Mir fällt gerade auf, das ich noch gar nichts über unseren Besuch der Bad Segeberger Karl May-Festspiele geschrieben habe.
Es war ein echt schöner Tag und sehr lustig. Mit Schwester+Schwager war ich bereits kurz nach Mittag auf einem der ausgewiesenen Parkplätze für die Festspiel-Besucher verabredet…und wie immer, waren wir fast gleichzeitig da – und damit mehr als 1/2 Stunde früher als verabredet hahahaaa. Dabei hatte ich dieses Mal die kürzere Anreise.
Und obwohl es noch eine 2. Groß-Veranstaltung an dem Tag gab, klappte es mit dem Parken super…es waren viele „Ordner“ da, die sicher und routiniert die Automassen auf die Parkplätze dirigierten…da merkt man, die machen das oft – sehr oft.
Von unserem Parkplatz aus sind wir noch ca. 15 Minuten bis in die Innenstadt gelaufen….es war eine ruhige und fröhliche Atmosphäe und ich war überrascht das soooo viele Menschen sich mit Cowboy-Hüten und anderen Accessoires ausgestattet hatten. Später haben wir ein paar junge Männer neben uns sitzen gehabt, die erzählten uns, das sie das jedes Jahr als Gruppen-Event machen…die freuten sich einfach auf das Freiluft-Theater und auf die Geschichten von Karl May.

Auch wir (Ende 50 / Anfang 60 – also Boomer) sind mit den Geschichten von Karl May groß geworden – mit den Büchern und natürlich auch mit den alten Filmen. Und da es Teil meiner Kindheit ist, lasse ich es mir auch nicht nehmen, es weiterhin so zu benennen…wir haben als Kinder oft Cowboy und Indianer gespielt. Wer sind jetzt an dem Wort „Indianer“ stört, siehe bitte unten das Zitat des Native American Association of Germany e.V. und den Link dazu.
Es war ein angenehmer Tag mit viel Sonne und etwas Wind ….war aber mit ca. 25 Grad doch angenehmer, als gedacht…und weil wir ja noch in die Kalkberghöhle wollten, hatten wir auch Jacken dabei.
Aber zuerst ging es in die Innenstadt. Es war voll, aber wir fanden noch ein Plätzchen für uns 3 in einem Eiscafè…dort saßen wir eine Weile mit Spaghetti-Eis und Kaffee und haben uns unterhalten….später sind wir eine Weile durch die Straßen und Gassen der Stadt gelaufen, bis es Zeit wurde für die Führung durch den Kalkberg.

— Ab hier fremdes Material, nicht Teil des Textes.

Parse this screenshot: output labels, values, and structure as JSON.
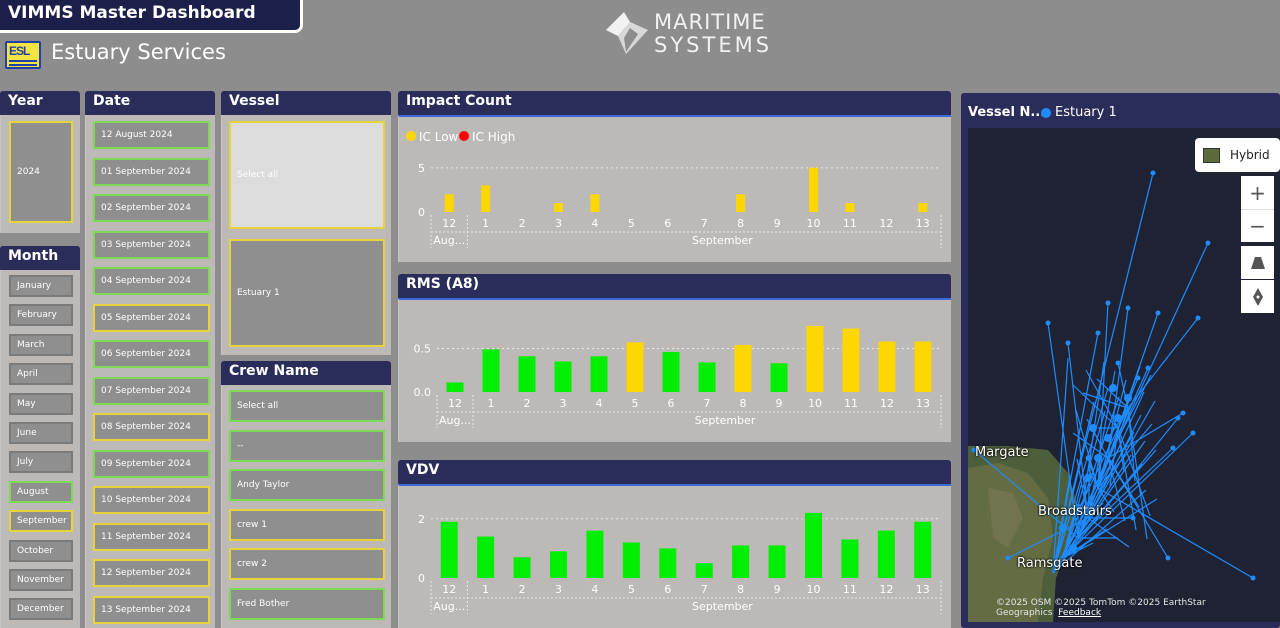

Ich habe selten eine so unterhaltsame, launige und informative Führung mit gemacht. Die junge Frau versprühte so gute Laune und hatte einen tollen Humor…leider war es verboten in der Höhle zu fotografieren, denn die ist echt sehenswert…aber wer mal nach Bad Segeberg kommt, dem kann ich so einen Besuch sehr empfehlen. Inzwischen ist auch in der Höhle die Temperatur von dauerhaften 8 Grad auf 10 Grad hochgegangen….eine Jacke ist trotzdem sehr zu empfehlen.
Nach diesen launigen ca 35 Minuten ging es wieder raus in die Wärme …hahaha und wir sind durch die Straßen geschlendert bis es Zeit wurde für das Restaurant.

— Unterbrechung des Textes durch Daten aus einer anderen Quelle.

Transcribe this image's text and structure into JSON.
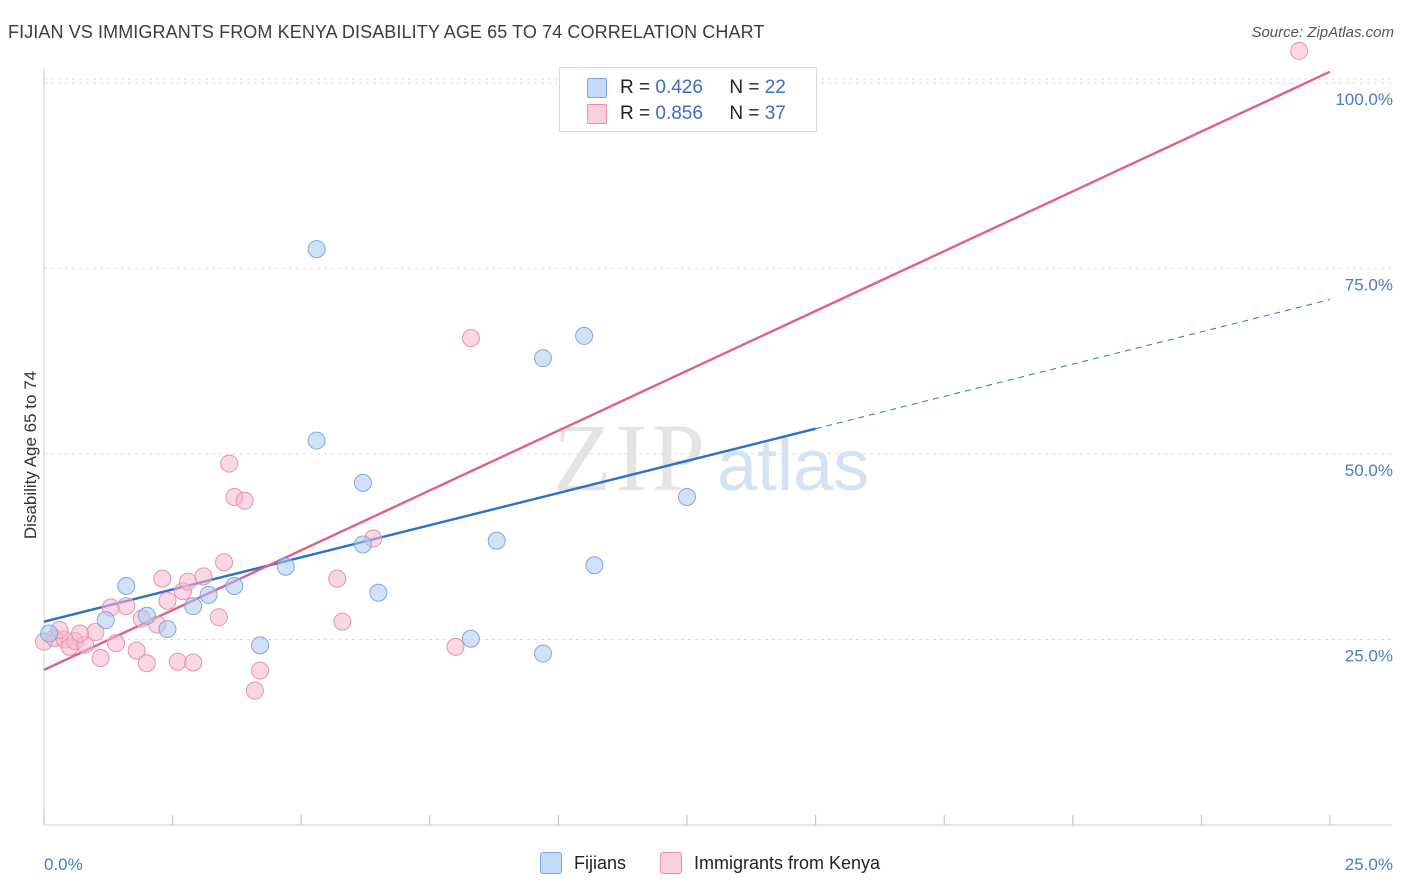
{
  "header": {
    "title": "FIJIAN VS IMMIGRANTS FROM KENYA DISABILITY AGE 65 TO 74 CORRELATION CHART",
    "source": "Source: ZipAtlas.com"
  },
  "watermark": {
    "zip": "ZIP",
    "atlas": "atlas"
  },
  "legend": {
    "rows": [
      {
        "r_label": "R =",
        "r_value": "0.426",
        "n_label": "N =",
        "n_value": "22",
        "color": "#a9c8f2"
      },
      {
        "r_label": "R =",
        "r_value": "0.856",
        "n_label": "N =",
        "n_value": "37",
        "color": "#f6b8cc"
      }
    ]
  },
  "bottom_legend": {
    "fijians": "Fijians",
    "kenya": "Immigrants from Kenya"
  },
  "colors": {
    "blue_fill": "#a9c8f2",
    "blue_stroke": "#7fa8de",
    "blue_line": "#2f6fcc",
    "pink_fill": "#f6b8cc",
    "pink_stroke": "#ec8fae",
    "pink_line": "#e0608a",
    "grid": "#dcdcdc",
    "tick_text": "#4a7cc4"
  },
  "chart_data": {
    "type": "scatter",
    "title": "FIJIAN VS IMMIGRANTS FROM KENYA DISABILITY AGE 65 TO 74 CORRELATION CHART",
    "xlabel": "",
    "ylabel": "Disability Age 65 to 74",
    "xlim": [
      0,
      25
    ],
    "ylim": [
      0,
      102
    ],
    "x_tick_labels": [
      "0.0%",
      "25.0%"
    ],
    "y_ticks": [
      25,
      50,
      75,
      100
    ],
    "y_tick_labels": [
      "25.0%",
      "50.0%",
      "75.0%",
      "100.0%"
    ],
    "grid": true,
    "legend_position": "top-center",
    "series": [
      {
        "name": "Fijians",
        "color": "#a9c8f2",
        "points": [
          [
            0.1,
            25.8
          ],
          [
            1.2,
            27.6
          ],
          [
            1.6,
            32.2
          ],
          [
            2.0,
            28.2
          ],
          [
            2.4,
            26.4
          ],
          [
            2.9,
            29.5
          ],
          [
            3.2,
            31.0
          ],
          [
            3.7,
            32.2
          ],
          [
            4.2,
            24.2
          ],
          [
            4.7,
            34.8
          ],
          [
            5.3,
            77.6
          ],
          [
            5.3,
            51.8
          ],
          [
            6.2,
            37.8
          ],
          [
            6.5,
            31.3
          ],
          [
            8.3,
            25.1
          ],
          [
            8.8,
            38.3
          ],
          [
            9.7,
            23.1
          ],
          [
            9.7,
            62.9
          ],
          [
            10.5,
            65.9
          ],
          [
            10.7,
            35.0
          ],
          [
            12.5,
            44.2
          ],
          [
            6.2,
            46.1
          ]
        ],
        "trend": {
          "x0": 0,
          "y0": 27.4,
          "x1": 15.0,
          "y1": 53.4,
          "dashed_to_x": 25.0,
          "dashed_to_y": 70.8
        }
      },
      {
        "name": "Immigrants from Kenya",
        "color": "#f6b8cc",
        "points": [
          [
            0.0,
            24.7
          ],
          [
            0.2,
            25.2
          ],
          [
            0.4,
            25.0
          ],
          [
            0.5,
            24.0
          ],
          [
            0.6,
            24.8
          ],
          [
            0.8,
            24.3
          ],
          [
            1.0,
            26.0
          ],
          [
            1.1,
            22.5
          ],
          [
            1.3,
            29.3
          ],
          [
            1.4,
            24.5
          ],
          [
            1.6,
            29.5
          ],
          [
            1.8,
            23.5
          ],
          [
            2.0,
            21.8
          ],
          [
            2.2,
            27.0
          ],
          [
            2.3,
            33.2
          ],
          [
            2.4,
            30.2
          ],
          [
            2.6,
            22.0
          ],
          [
            2.7,
            31.5
          ],
          [
            2.8,
            32.8
          ],
          [
            2.9,
            21.9
          ],
          [
            3.1,
            33.5
          ],
          [
            3.4,
            28.0
          ],
          [
            3.5,
            35.4
          ],
          [
            3.6,
            48.7
          ],
          [
            3.7,
            44.2
          ],
          [
            3.9,
            43.7
          ],
          [
            4.1,
            18.1
          ],
          [
            4.2,
            20.8
          ],
          [
            5.7,
            33.2
          ],
          [
            5.8,
            27.4
          ],
          [
            6.4,
            38.6
          ],
          [
            8.0,
            24.0
          ],
          [
            8.3,
            65.6
          ],
          [
            24.4,
            104.3
          ],
          [
            0.3,
            26.3
          ],
          [
            0.7,
            25.8
          ],
          [
            1.9,
            27.8
          ]
        ],
        "trend": {
          "x0": 0,
          "y0": 20.9,
          "x1": 25.0,
          "y1": 101.5
        }
      }
    ]
  }
}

Das war eine gute Entscheidung indisch essen zu gehen, das Essen war super lecker und ein Naan-Brot hatten die – einfach klasse. Wir konnten uns noch gut Zeit lassen, denn da es feste Sitzplätze im Freiluft-Theater gibt, brauchten wir nicht mit den Massen hineinzuströmen, was mir sehr entgegen kam. Mir war vorher nicht bewusst, das es dort Platz für 8.000 Menschen gibt und es schien nahezu ausverkauft zu sein – 👀 ohhhaaaaaa

und jaaaa die Plätze auf den Bänken waren sehr eng, so das ich zu dem jungen Mann neben mir meinte, tjaaa dann müssen wir wohl kuscheln hahahaaaa und damit war das Eis gebrochen und ich konnte mich durch meine gute Laune und die freundliche Art der Jungen Männer neben uns, auch mit der Enge arrangieren. Jeder von uns hat versucht so wenig Platz einzunehmen, wie möglich. In einem Kino oder Theater wäre das für mich nicht so einfach möglich gewesen, aber so ein Freiluft-Theater ist tatsächlich etwas anderes und ich habe mich darüber gefreut, das ich mit der Enge an dem Tag gut umgehen konnte.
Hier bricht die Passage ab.